# Is Mythbusters dead?



## davemayo

Seems like there hasn't been a new episode in quite a while.


----------



## miketorse

According to The Futon Critic website, it's fate is "TBD". It's yet to be renewed for a seventh season.


----------



## TheRatPatrol

Do you think they're running out of stuff to do?


----------



## bdowell

theratpatrol said:


> Do you think they're running out of stuff to do?


That's a myth.


----------



## Mark Holtz

According to the Mythbusters Episode Guide, the next episodes airs on April 1st.

And, if the show was ended, they would not be asking for pairs of socks on the Discovery website.


----------



## dhhaines

bdowell said:


> That's a myth.


 Busted ! 

sorry I couldn't resist:sure:


----------



## Richard King

> According to the Mythbusters Episode Guide, the next episodes airs on April 1st.


They were joking.


----------



## chainblu

theratpatrol said:


> Do you think they're running out of stuff to do?


Every now and then, I'll come up with something that I think Mythbusters might be interested in. But 10 minutes later I forget what it was.
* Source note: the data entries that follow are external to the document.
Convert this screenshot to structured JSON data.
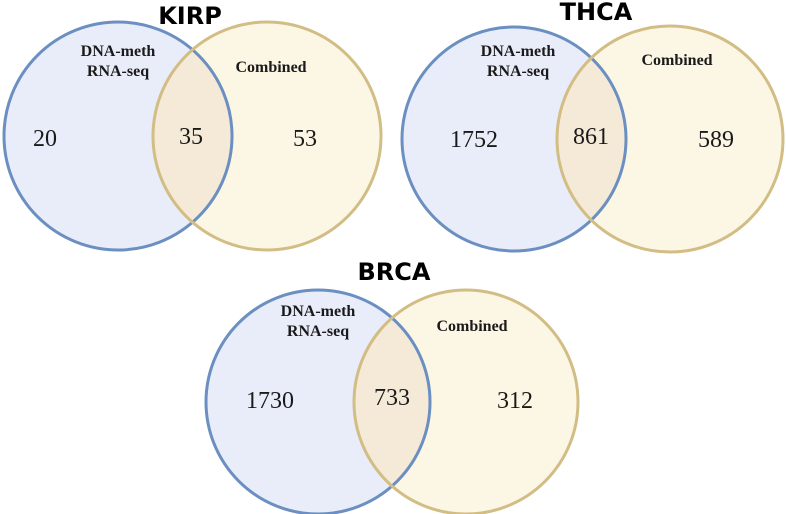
{
  "colors": {
    "circle_a_fill": "#e8edf9",
    "circle_a_stroke": "#6a8fc0",
    "circle_b_fill": "#fcf6e4",
    "circle_b_stroke": "#d2bd84",
    "overlap_fill": "#f5ead8"
  },
  "diagrams": [
    {
      "title": "KIRP",
      "set_a_label_line1": "DNA-meth",
      "set_a_label_line2": "RNA-seq",
      "set_b_label": "Combined",
      "only_a": "20",
      "both": "35",
      "only_b": "53"
    },
    {
      "title": "THCA",
      "set_a_label_line1": "DNA-meth",
      "set_a_label_line2": "RNA-seq",
      "set_b_label": "Combined",
      "only_a": "1752",
      "both": "861",
      "only_b": "589"
    },
    {
      "title": "BRCA",
      "set_a_label_line1": "DNA-meth",
      "set_a_label_line2": "RNA-seq",
      "set_b_label": "Combined",
      "only_a": "1730",
      "both": "733",
      "only_b": "312"
    }
  ]
}
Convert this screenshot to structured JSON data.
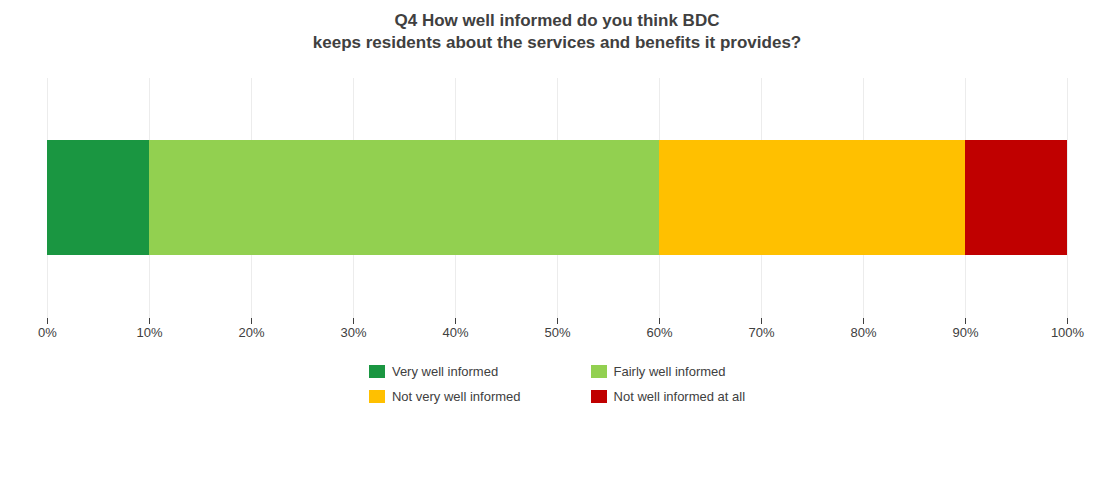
{
  "chart_data": {
    "type": "bar",
    "orientation": "horizontal",
    "stacked": true,
    "title": "Q4 How well informed do you think BDC\nkeeps residents about the services and benefits it provides?",
    "categories": [
      null
    ],
    "series": [
      {
        "name": "Very well informed",
        "color": "#1a9641",
        "values": [
          10
        ]
      },
      {
        "name": "Fairly well informed",
        "color": "#92d050",
        "values": [
          50
        ]
      },
      {
        "name": "Not very well informed",
        "color": "#ffc000",
        "values": [
          30
        ]
      },
      {
        "name": "Not well informed at all",
        "color": "#c00000",
        "values": [
          10
        ]
      }
    ],
    "xlim": [
      0,
      100
    ],
    "xticks": [
      {
        "value": 0,
        "label": "0%"
      },
      {
        "value": 10,
        "label": "10%"
      },
      {
        "value": 20,
        "label": "20%"
      },
      {
        "value": 30,
        "label": "30%"
      },
      {
        "value": 40,
        "label": "40%"
      },
      {
        "value": 50,
        "label": "50%"
      },
      {
        "value": 60,
        "label": "60%"
      },
      {
        "value": 70,
        "label": "70%"
      },
      {
        "value": 80,
        "label": "80%"
      },
      {
        "value": 90,
        "label": "90%"
      },
      {
        "value": 100,
        "label": "100%"
      }
    ],
    "grid": true,
    "legend": "bottom",
    "tick_labels": "x"
  }
}
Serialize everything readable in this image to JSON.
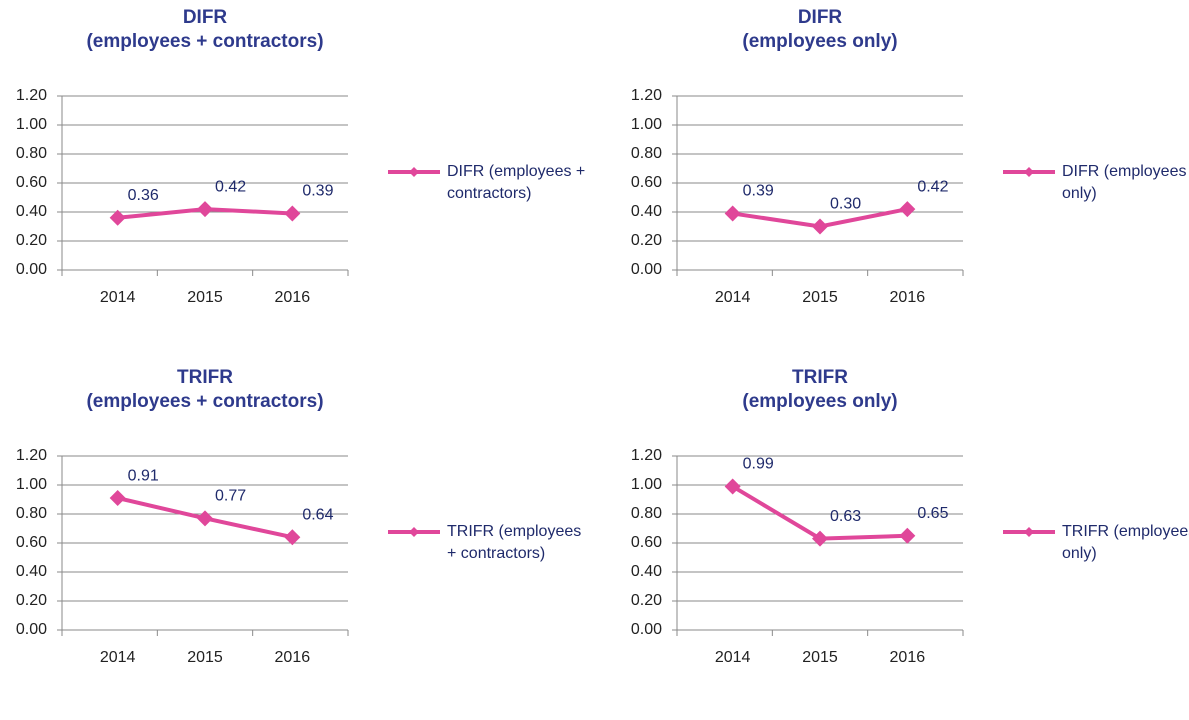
{
  "chart_data": [
    {
      "type": "line",
      "title": "DIFR",
      "subtitle": "(employees + contractors)",
      "categories": [
        "2014",
        "2015",
        "2016"
      ],
      "series": [
        {
          "name": "DIFR (employees + contractors)",
          "color": "#e0479a",
          "values": [
            0.36,
            0.42,
            0.39
          ],
          "value_labels": [
            "0.36",
            "0.42",
            "0.39"
          ]
        }
      ],
      "ylim": [
        0,
        1.2
      ],
      "yticks": [
        {
          "value": 0,
          "label": "0.00"
        },
        {
          "value": 0.2,
          "label": "0.20"
        },
        {
          "value": 0.4,
          "label": "0.40"
        },
        {
          "value": 0.6,
          "label": "0.60"
        },
        {
          "value": 0.8,
          "label": "0.80"
        },
        {
          "value": 1,
          "label": "1.00"
        },
        {
          "value": 1.2,
          "label": "1.20"
        }
      ],
      "grid": true,
      "legend": "right"
    },
    {
      "type": "line",
      "title": "DIFR",
      "subtitle": "(employees only)",
      "categories": [
        "2014",
        "2015",
        "2016"
      ],
      "series": [
        {
          "name": "DIFR (employees only)",
          "color": "#e0479a",
          "values": [
            0.39,
            0.3,
            0.42
          ],
          "value_labels": [
            "0.39",
            "0.30",
            "0.42"
          ]
        }
      ],
      "ylim": [
        0,
        1.2
      ],
      "yticks": [
        {
          "value": 0,
          "label": "0.00"
        },
        {
          "value": 0.2,
          "label": "0.20"
        },
        {
          "value": 0.4,
          "label": "0.40"
        },
        {
          "value": 0.6,
          "label": "0.60"
        },
        {
          "value": 0.8,
          "label": "0.80"
        },
        {
          "value": 1,
          "label": "1.00"
        },
        {
          "value": 1.2,
          "label": "1.20"
        }
      ],
      "grid": true,
      "legend": "right"
    },
    {
      "type": "line",
      "title": "TRIFR",
      "subtitle": "(employees + contractors)",
      "categories": [
        "2014",
        "2015",
        "2016"
      ],
      "series": [
        {
          "name": "TRIFR (employees + contractors)",
          "color": "#e0479a",
          "values": [
            0.91,
            0.77,
            0.64
          ],
          "value_labels": [
            "0.91",
            "0.77",
            "0.64"
          ]
        }
      ],
      "ylim": [
        0,
        1.2
      ],
      "yticks": [
        {
          "value": 0,
          "label": "0.00"
        },
        {
          "value": 0.2,
          "label": "0.20"
        },
        {
          "value": 0.4,
          "label": "0.40"
        },
        {
          "value": 0.6,
          "label": "0.60"
        },
        {
          "value": 0.8,
          "label": "0.80"
        },
        {
          "value": 1,
          "label": "1.00"
        },
        {
          "value": 1.2,
          "label": "1.20"
        }
      ],
      "grid": true,
      "legend": "right"
    },
    {
      "type": "line",
      "title": "TRIFR",
      "subtitle": "(employees only)",
      "categories": [
        "2014",
        "2015",
        "2016"
      ],
      "series": [
        {
          "name": "TRIFR (employees only)",
          "color": "#e0479a",
          "values": [
            0.99,
            0.63,
            0.65
          ],
          "value_labels": [
            "0.99",
            "0.63",
            "0.65"
          ]
        }
      ],
      "ylim": [
        0,
        1.2
      ],
      "yticks": [
        {
          "value": 0,
          "label": "0.00"
        },
        {
          "value": 0.2,
          "label": "0.20"
        },
        {
          "value": 0.4,
          "label": "0.40"
        },
        {
          "value": 0.6,
          "label": "0.60"
        },
        {
          "value": 0.8,
          "label": "0.80"
        },
        {
          "value": 1,
          "label": "1.00"
        },
        {
          "value": 1.2,
          "label": "1.20"
        }
      ],
      "grid": true,
      "legend": "right"
    }
  ]
}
I used to like the show, but lately they've become... well boring. I still have a couple of unwatched show from last season on DVR.


----------



## Stuart Sweet

I'm sad to say this show has passed its prime. Not surprising, there is simply a limit to the amount of content available.


----------



## ImBack234

I can think of a few things Kari Byron would be better suited for, after all she does have a pierced tongue.


----------



## tcusta00

Stuart Sweet said:


> I'm sad to say this show has passed its prime. Not surprising, there is simply a limit to the amount of content available.


Yeah, I'm sad about that, too - it was one of my favs. The simple fact that they're collecting pairs of socks for a "socks in the washing machine" myth tells me they're kinda desperate. It seems they're moving from myths to probability experiments.


----------



## fluffybear

theratpatrol said:


> Do you think they're running out of stuff to do?


They did that a few seasons back.


----------



## bobukcat

ImBack234 said:


> I can think of a few things Kari Byron would be better suited for, after all she does have a pierced tongue.


Didn't they test some kind of piercing in "Buster" when they were doing the lightning strike myth? It's been a while but I remember it because they were in that special lab and were getting some impressively long arcs of lightning (impressive for man-made that is, nothing like the real thing).


----------



## Grentz

Used to be one of my favorite shows, have seen every episode since the beginning (except for maybe missing a few from the last season).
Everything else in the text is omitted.